Birds of War. So far, official announcements about the missile program have been brief and vague. Glenn L. Martin Co. revealed recently, for instance, that it will build a $5,000,000 plant, undoubtedly for missiles, near Denver. Shortly after such bits of news are made public, a bolt of industrial lightning strikes the locality mentioned. A cornfield or patch of desert blossoms with bulldozers; roads and railroads unroll; a great, blank-looking building grows like a hard-shelled mushroom; odd and often monstrous machines arrive on flatcars and trailer-trucks. Houses are hammered together in new residential areas, and a new breed of men move into town. They speak a novel language, using words like "parameter," "lox," "apogee" and "servo." They join in the life of the local community, but remain people apart, given to sudden silences.

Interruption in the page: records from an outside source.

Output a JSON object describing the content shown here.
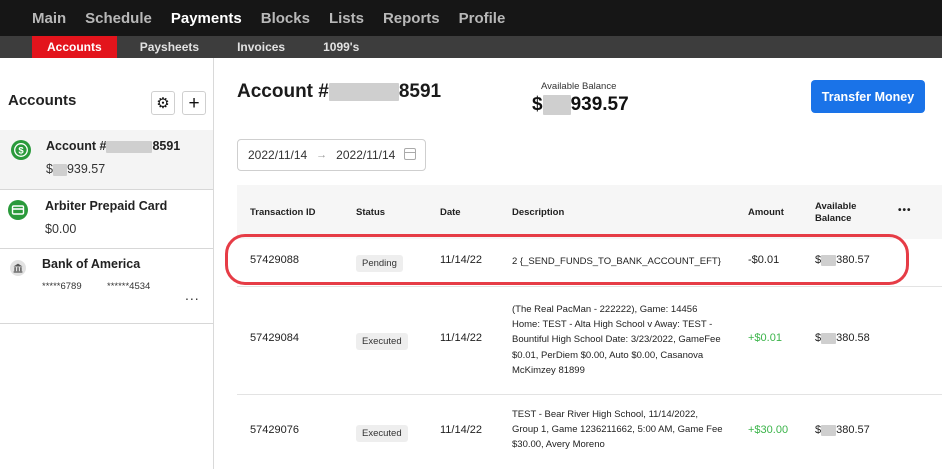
{
  "topnav": {
    "items": [
      "Main",
      "Schedule",
      "Payments",
      "Blocks",
      "Lists",
      "Reports",
      "Profile"
    ],
    "active": "Payments"
  },
  "subnav": {
    "items": [
      "Accounts",
      "Paysheets",
      "Invoices",
      "1099's"
    ],
    "active": "Accounts"
  },
  "sidebar": {
    "title": "Accounts",
    "accounts": [
      {
        "name_prefix": "Account #",
        "name_suffix": "8591",
        "balance_prefix": "$",
        "balance_suffix": "939.57",
        "icon": "dollar-icon",
        "icon_color": "#2a9a3b"
      },
      {
        "name": "Arbiter Prepaid Card",
        "balance": "$0.00",
        "icon": "card-icon",
        "icon_color": "#2a9a3b"
      },
      {
        "name": "Bank of America",
        "account_mask": "*****6789",
        "routing_mask": "******4534",
        "more": "...",
        "icon": "bank-icon"
      }
    ]
  },
  "main": {
    "title_prefix": "Account #",
    "title_suffix": "8591",
    "balance_label": "Available Balance",
    "balance_prefix": "$",
    "balance_suffix": "939.57",
    "transfer_label": "Transfer Money",
    "date_from": "2022/11/14",
    "date_arrow": "→",
    "date_to": "2022/11/14"
  },
  "table": {
    "headers": {
      "id": "Transaction ID",
      "status": "Status",
      "date": "Date",
      "description": "Description",
      "amount": "Amount",
      "available_line1": "Available",
      "available_line2": "Balance",
      "more": "•••"
    },
    "rows": [
      {
        "id": "57429088",
        "status": "Pending",
        "date": "11/14/22",
        "description": "2 {_SEND_FUNDS_TO_BANK_ACCOUNT_EFT}",
        "amount": "-$0.01",
        "balance_prefix": "$",
        "balance_suffix": "380.57"
      },
      {
        "id": "57429084",
        "status": "Executed",
        "date": "11/14/22",
        "description": "(The Real PacMan - 222222), Game: 14456 Home: TEST - Alta High School v Away: TEST - Bountiful High School Date: 3/23/2022, GameFee $0.01, PerDiem $0.00, Auto $0.00, Casanova McKimzey 81899",
        "amount": "+$0.01",
        "balance_prefix": "$",
        "balance_suffix": "380.58"
      },
      {
        "id": "57429076",
        "status": "Executed",
        "date": "11/14/22",
        "description": "TEST - Bear River High School, 11/14/2022, Group 1, Game 1236211662, 5:00 AM, Game Fee $30.00, Avery Moreno",
        "amount": "+$30.00",
        "balance_prefix": "$",
        "balance_suffix": "380.57"
      }
    ]
  },
  "colors": {
    "nav_bg": "#161616",
    "subnav_bg": "#3d3d3d",
    "active_tab": "#e3141c",
    "primary_button": "#1a73e8",
    "positive_amount": "#3bb44a",
    "highlight_ring": "#e63c46"
  }
}
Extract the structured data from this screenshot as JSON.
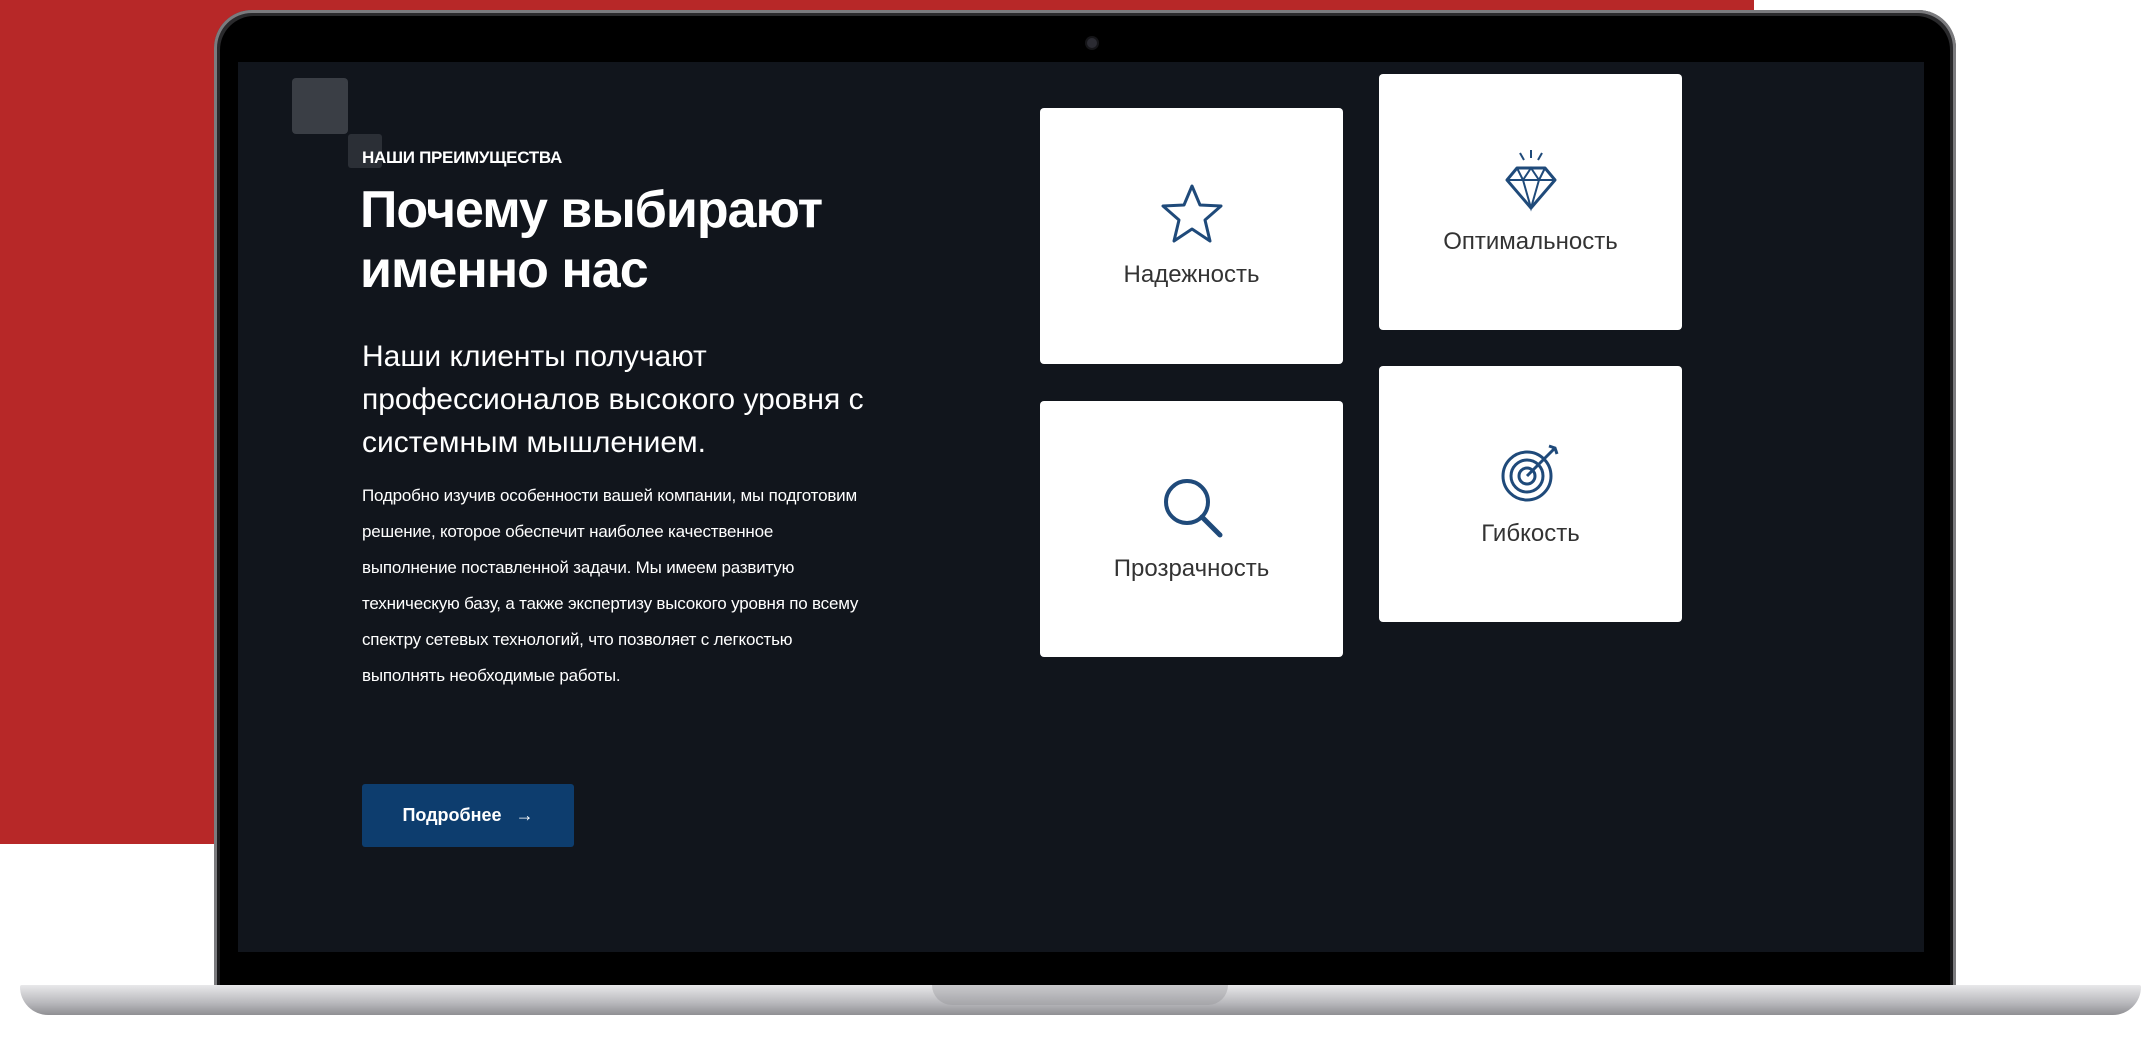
{
  "section": {
    "eyebrow": "НАШИ ПРЕИМУЩЕСТВА",
    "title": "Почему выбирают именно нас",
    "lead": "Наши клиенты получают профессионалов высокого уровня с системным мышлением.",
    "body": "Подробно изучив особенности вашей компании, мы подготовим решение, которое обеспечит наиболее качественное выполнение поставленной задачи. Мы имеем развитую техническую базу, а также экспертизу высокого уровня по всему спектру сетевых технологий, что позволяет с легкостью выполнять необходимые работы.",
    "button_label": "Подробнее",
    "button_arrow": "→"
  },
  "cards": [
    {
      "label": "Надежность",
      "icon": "star-icon"
    },
    {
      "label": "Оптимальность",
      "icon": "diamond-icon"
    },
    {
      "label": "Прозрачность",
      "icon": "magnifier-icon"
    },
    {
      "label": "Гибкость",
      "icon": "target-icon"
    }
  ],
  "colors": {
    "background_accent": "#b72828",
    "screen_background": "#11151c",
    "button": "#0d3d6e",
    "icon_stroke": "#1f4a7a"
  }
}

These are the missile people, high technologists all. Some of them brood with pencil and paper; others contrive tiny instruments of inconceivable delicacy; others work with great rocket motors that shake the earth with their roars. All of them are racing that day when an enemy-made meteor glows like a spark in the sky. Long before that day, the U.S. must have its own deadly "birds" and many other monsters too.